Eppure trapela l’attenzione da entomologo cui il leader mancato del Movimento tiene d’occhio il prescelto. Quando dice che il vicepremier «ci sta alla grande» sul dossier Autostrade, lo sprona a non abbassare la guardia sulla nazionalizzazione: «Giorgetti fa ammuina, dice andiamoci piano... Eh no, andiamoci piano un c...! Su Autostrade e reddito di cittadinanza si vedrà se la Lega è diversa, o è ancora la Lega maroniana camuffata».
Il tono è battagliero, la parlantina elettrica. E quando Gomez gli chiede se è vero che stia meditando di candidarsi alle Europee per fermare la fuga di voti dai 5 Stelle alla Lega, il Di Battista-giornalista si arrabbia: «Chi l’ha scritta, ‘sta roba?». Dice di non leggere i sondaggi e mostra di non temere il sorpasso della Lega: «Vedremo se sarà davvero al 30%». E anche sul tema migranti l’avviso dell’intervistato d’oltremare a Di Maio è di non inseguire Salvini. Per lui parole d’ordine come «la pacchia è finita» sono «inutile propaganda» e lo fa sorridere l’insistenza sulle manette per la nave Diciotti: «Salvini si gioca la sua partita di propaganda e lo sa fare bene. Avete visto come provoca? Indagatemi, sono qui, rischio trent’anni di carcere... Macché,
non rischia nulla».
I fan in diretta social invocano il ritorno del «grande guerriero», ma nel parco dell’antica villa La Versiliana, dove D’annunzio cantò le «tamerici salmastre e arse», non tutti sembrano contenti quando Di Battista sentenzia che «il Pd è un partito morto» e assicura che «non c’erano alternative al contratto con la Lega». Come spiegherà Miguel Gotor, invitato a parlare di Aldo Moro, «questo pubblico è in gran parte gente nostra che abbiamo perduto». Gente che da «Dibba» si aspettava una sintonia maggiore con le idee del presidente Roberto Fico, il quale si è smarcato da Salvini e Di Maio sull’odissea della Diciotti. Invece il più descamisado dei grillini non vede legami tra razzismo, xenofobia e la nave «sequestrata» col suo carico di migranti disperati.

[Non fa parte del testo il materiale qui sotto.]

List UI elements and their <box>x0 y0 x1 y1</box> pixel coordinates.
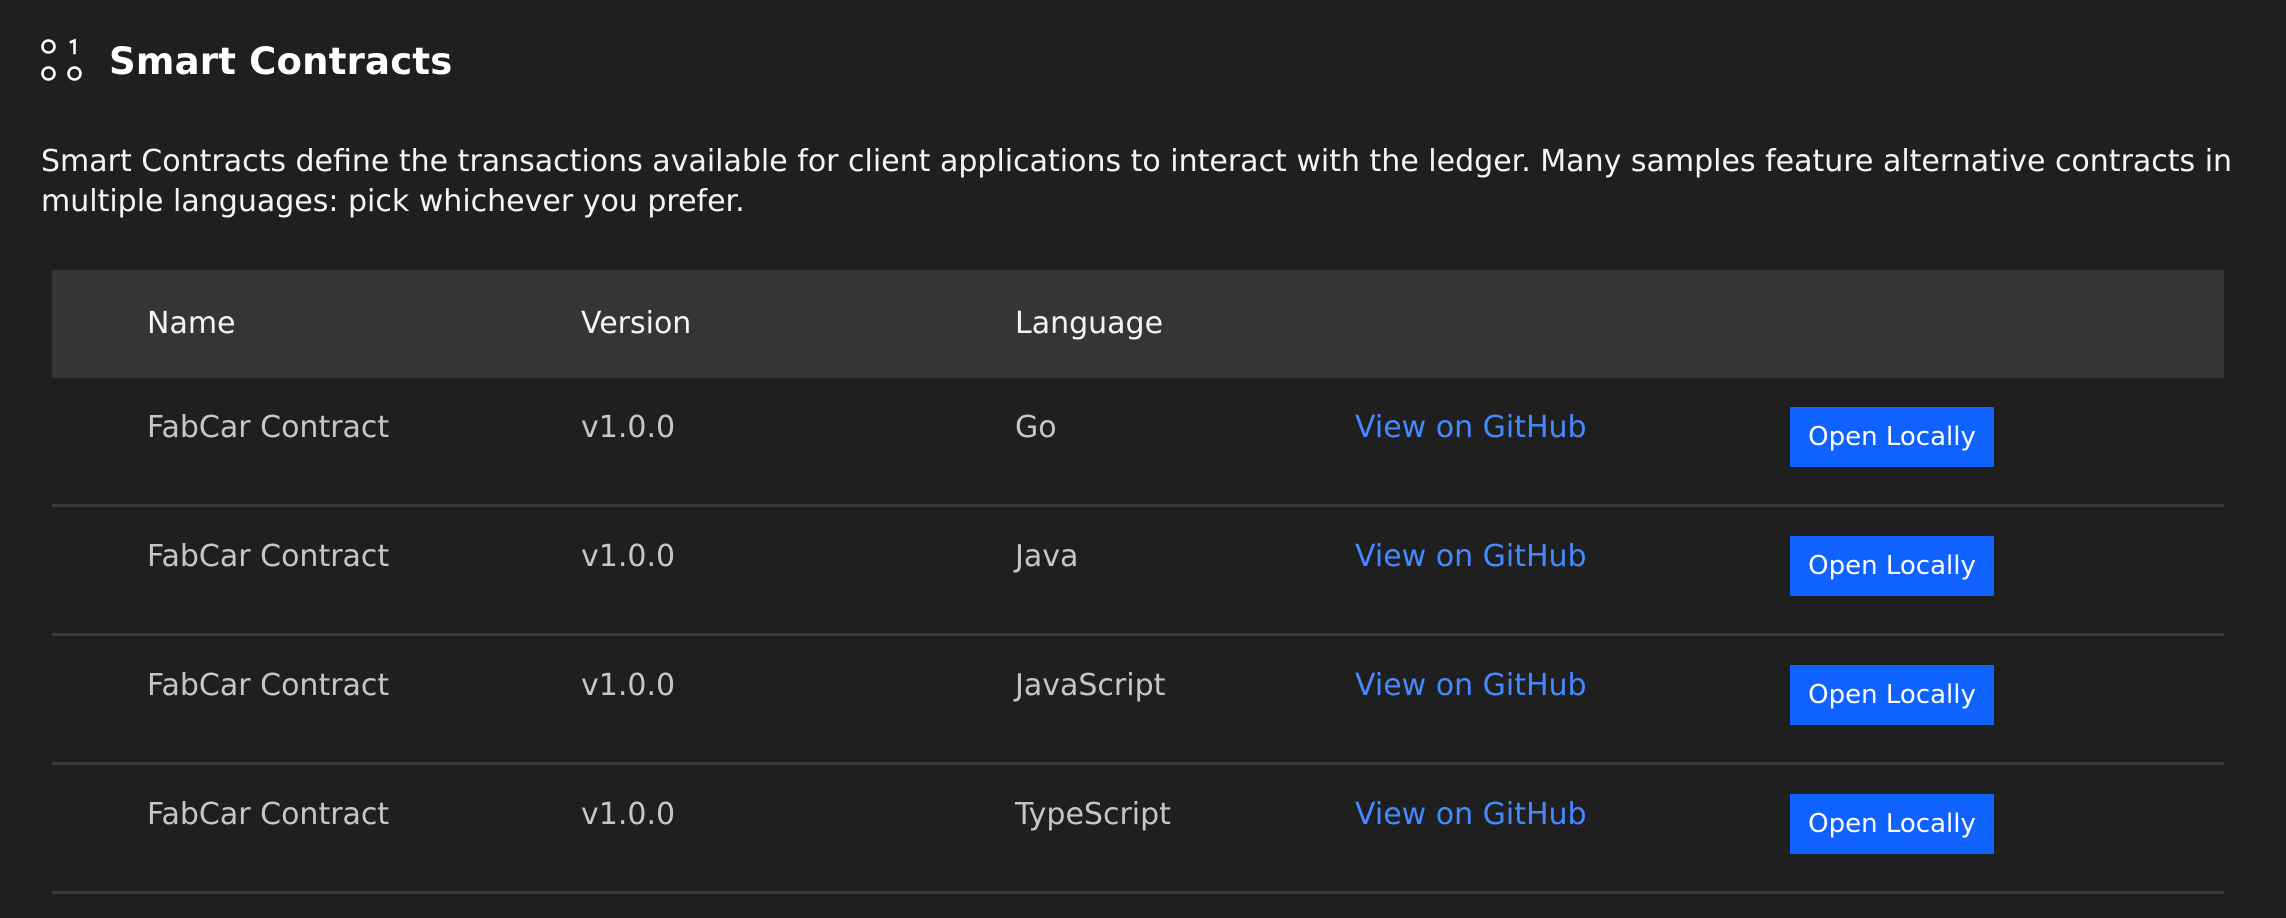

C’è ancora il tempo per mettere fine alla «vergognosa e inutile» guerra in Afghanistan, ammonire il M5S perché non ceda sulla «stupida, idiota» Tav e attaccare Macron, che «fa il bello e lo spiritoso» ma non sa che un giorno Di Battista racconterà «la Francia colonialista in Africa». E il gasdotto Tap? «Non credo che, se non lo facciamo, Trump ci manda gli F16... Se ci trattano da caccole è perché si sono comportati da caccole i governi degli ultimi 30 anni. Noi siamo l’italia, un po’ di orgoglio nazionale». Mezz’ora con la testa sui guai del nostro Paese è anche troppo per un aspirante leader che invita a «leggere il mondo dal punto di vista globale» e mostra il biglietto per la prossima tappa: «Ora Sahra, Andrea ed io attraversiamo il Belize in pullman e andiamo in Guatemala, a festeggiare il compleanno di mio figlio. C’è Renzi qui con me...». Risate (e applausi).